Recently in our oavoservice interview assistance services, TikTok interviews have frequently featured a classic "division equation" problem — LeetCode 399.
The problem seems simple but hides subtle traps. Many candidates think at first glance: "This is just mathematical computation, right?" Wrong. This problem tests graph theory modeling ability and DFS traversal techniques, and 90% of mathematical approaches will crash during Follow-up questions.
Let's see how oavoservice real-time interview assistance helps candidates identify the interviewer's traps.
01 TikTok Interview Original Question (Complete English Version)
Title: Division
You are given an array of variable pairs equations and an array of real numbers values, where equations[i] = [Ai, Bi] and values[i] represent the equation Ai / Bi = values[i].
Each Ai or Bi is a string that represents a single variable.
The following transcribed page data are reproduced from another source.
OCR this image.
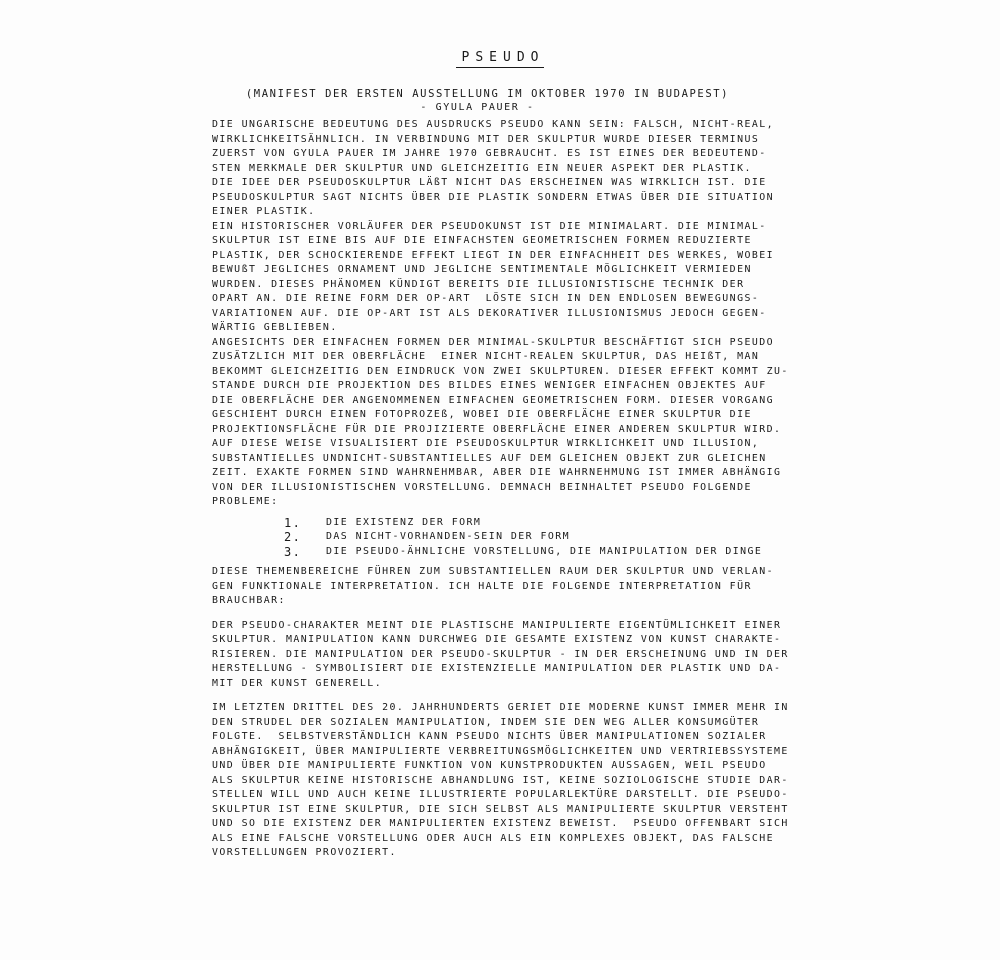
PSEUDO
(MANIFEST DER ERSTEN AUSSTELLUNG IM OKTOBER 1970 IN BUDAPEST)
- GYULA PAUER -
DIE UNGARISCHE BEDEUTUNG DES AUSDRUCKS PSEUDO KANN SEIN: FALSCH, NICHT-REAL,
WIRKLICHKEITSÄHNLICH. IN VERBINDUNG MIT DER SKULPTUR WURDE DIESER TERMINUS
ZUERST VON GYULA PAUER IM JAHRE 1970 GEBRAUCHT. ES IST EINES DER BEDEUTEND-
STEN MERKMALE DER SKULPTUR UND GLEICHZEITIG EIN NEUER ASPEKT DER PLASTIK.
DIE IDEE DER PSEUDOSKULPTUR LÄßT NICHT DAS ERSCHEINEN WAS WIRKLICH IST. DIE
PSEUDOSKULPTUR SAGT NICHTS ÜBER DIE PLASTIK SONDERN ETWAS ÜBER DIE SITUATION
EINER PLASTIK.
EIN HISTORISCHER VORLÄUFER DER PSEUDOKUNST IST DIE MINIMALART. DIE MINIMAL-
SKULPTUR IST EINE BIS AUF DIE EINFACHSTEN GEOMETRISCHEN FORMEN REDUZIERTE
PLASTIK, DER SCHOCKIERENDE EFFEKT LIEGT IN DER EINFACHHEIT DES WERKES, WOBEI
BEWUßT JEGLICHES ORNAMENT UND JEGLICHE SENTIMENTALE MÖGLICHKEIT VERMIEDEN
WURDEN. DIESES PHÄNOMEN KÜNDIGT BEREITS DIE ILLUSIONISTISCHE TECHNIK DER
OPART AN. DIE REINE FORM DER OP-ART  LÖSTE SICH IN DEN ENDLOSEN BEWEGUNGS-
VARIATIONEN AUF. DIE OP-ART IST ALS DEKORATIVER ILLUSIONISMUS JEDOCH GEGEN-
WÄRTIG GEBLIEBEN.
ANGESICHTS DER EINFACHEN FORMEN DER MINIMAL-SKULPTUR BESCHÄFTIGT SICH PSEUDO
ZUSÄTZLICH MIT DER OBERFLÄCHE  EINER NICHT-REALEN SKULPTUR, DAS HEIßT, MAN
BEKOMMT GLEICHZEITIG DEN EINDRUCK VON ZWEI SKULPTUREN. DIESER EFFEKT KOMMT ZU-
STANDE DURCH DIE PROJEKTION DES BILDES EINES WENIGER EINFACHEN OBJEKTES AUF
DIE OBERFLÄCHE DER ANGENOMMENEN EINFACHEN GEOMETRISCHEN FORM. DIESER VORGANG
GESCHIEHT DURCH EINEN FOTOPROZEß, WOBEI DIE OBERFLÄCHE EINER SKULPTUR DIE
PROJEKTIONSFLÄCHE FÜR DIE PROJIZIERTE OBERFLÄCHE EINER ANDEREN SKULPTUR WIRD.
AUF DIESE WEISE VISUALISIERT DIE PSEUDOSKULPTUR WIRKLICHKEIT UND ILLUSION,
SUBSTANTIELLES UNDNICHT-SUBSTANTIELLES AUF DEM GLEICHEN OBJEKT ZUR GLEICHEN
ZEIT. EXAKTE FORMEN SIND WAHRNEHMBAR, ABER DIE WAHRNEHMUNG IST IMMER ABHÄNGIG
VON DER ILLUSIONISTISCHEN VORSTELLUNG. DEMNACH BEINHALTET PSEUDO FOLGENDE
PROBLEME:
1. DIE EXISTENZ DER FORM
2. DAS NICHT-VORHANDEN-SEIN DER FORM
3. DIE PSEUDO-ÄHNLICHE VORSTELLUNG, DIE MANIPULATION DER DINGE
DIESE THEMENBEREICHE FÜHREN ZUM SUBSTANTIELLEN RAUM DER SKULPTUR UND VERLAN-
GEN FUNKTIONALE INTERPRETATION. ICH HALTE DIE FOLGENDE INTERPRETATION FÜR
BRAUCHBAR:
DER PSEUDO-CHARAKTER MEINT DIE PLASTISCHE MANIPULIERTE EIGENTÜMLICHKEIT EINER
SKULPTUR. MANIPULATION KANN DURCHWEG DIE GESAMTE EXISTENZ VON KUNST CHARAKTE-
RISIEREN. DIE MANIPULATION DER PSEUDO-SKULPTUR - IN DER ERSCHEINUNG UND IN DER
HERSTELLUNG - SYMBOLISIERT DIE EXISTENZIELLE MANIPULATION DER PLASTIK UND DA-
MIT DER KUNST GENERELL.
IM LETZTEN DRITTEL DES 20. JAHRHUNDERTS GERIET DIE MODERNE KUNST IMMER MEHR IN
DEN STRUDEL DER SOZIALEN MANIPULATION, INDEM SIE DEN WEG ALLER KONSUMGÜTER
FOLGTE.  SELBSTVERSTÄNDLICH KANN PSEUDO NICHTS ÜBER MANIPULATIONEN SOZIALER
ABHÄNGIGKEIT, ÜBER MANIPULIERTE VERBREITUNGSMÖGLICHKEITEN UND VERTRIEBSSYSTEME
UND ÜBER DIE MANIPULIERTE FUNKTION VON KUNSTPRODUKTEN AUSSAGEN, WEIL PSEUDO
ALS SKULPTUR KEINE HISTORISCHE ABHANDLUNG IST, KEINE SOZIOLOGISCHE STUDIE DAR-
STELLEN WILL UND AUCH KEINE ILLUSTRIERTE POPULARLEKTÜRE DARSTELLT. DIE PSEUDO-
SKULPTUR IST EINE SKULPTUR, DIE SICH SELBST ALS MANIPULIERTE SKULPTUR VERSTEHT
UND SO DIE EXISTENZ DER MANIPULIERTEN EXISTENZ BEWEIST.  PSEUDO OFFENBART SICH
ALS EINE FALSCHE VORSTELLUNG ODER AUCH ALS EIN KOMPLEXES OBJEKT, DAS FALSCHE
VORSTELLUNGEN PROVOZIERT.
You are also given some queries, where queries[j] = [Cj, Dj] represents the jth query where you must find the answer for Cj / Dj = ?. Return the answers to all queries. If a single answer cannot be determined, return -1.0.
Note:
- The input is always valid
- You may assume that evaluating the queries will not result in division by zero
- There is no contradiction
- Variables that do not occur in the list of equations are undefined
Example Input:
equations = [["a","b"],["b","c"]]
values = [2.0,3.0]
queries = [["a","c"],["b","a"],["a","e"],["a","a"],["x","x"]]
Output: [6.00000,0.50000,-1.00000,1.00000,-1.00000]
02 Common Candidate Mistake: Falling into "Mathematical Computation" Mindset
Most candidates see this problem and their first reaction is:
"I need to solve this using algebraic equation systems, build matrices, then use Gaussian elimination..."
Stop! The interviewer thinks: "Another programmer brainwashed by math class."
This approach might work for simple cases, but when the interviewer asks:
- "What if there are 10,000 variables?"
- "What if there are 50,000 queries?"
- "Can you support dynamically adding new equations?"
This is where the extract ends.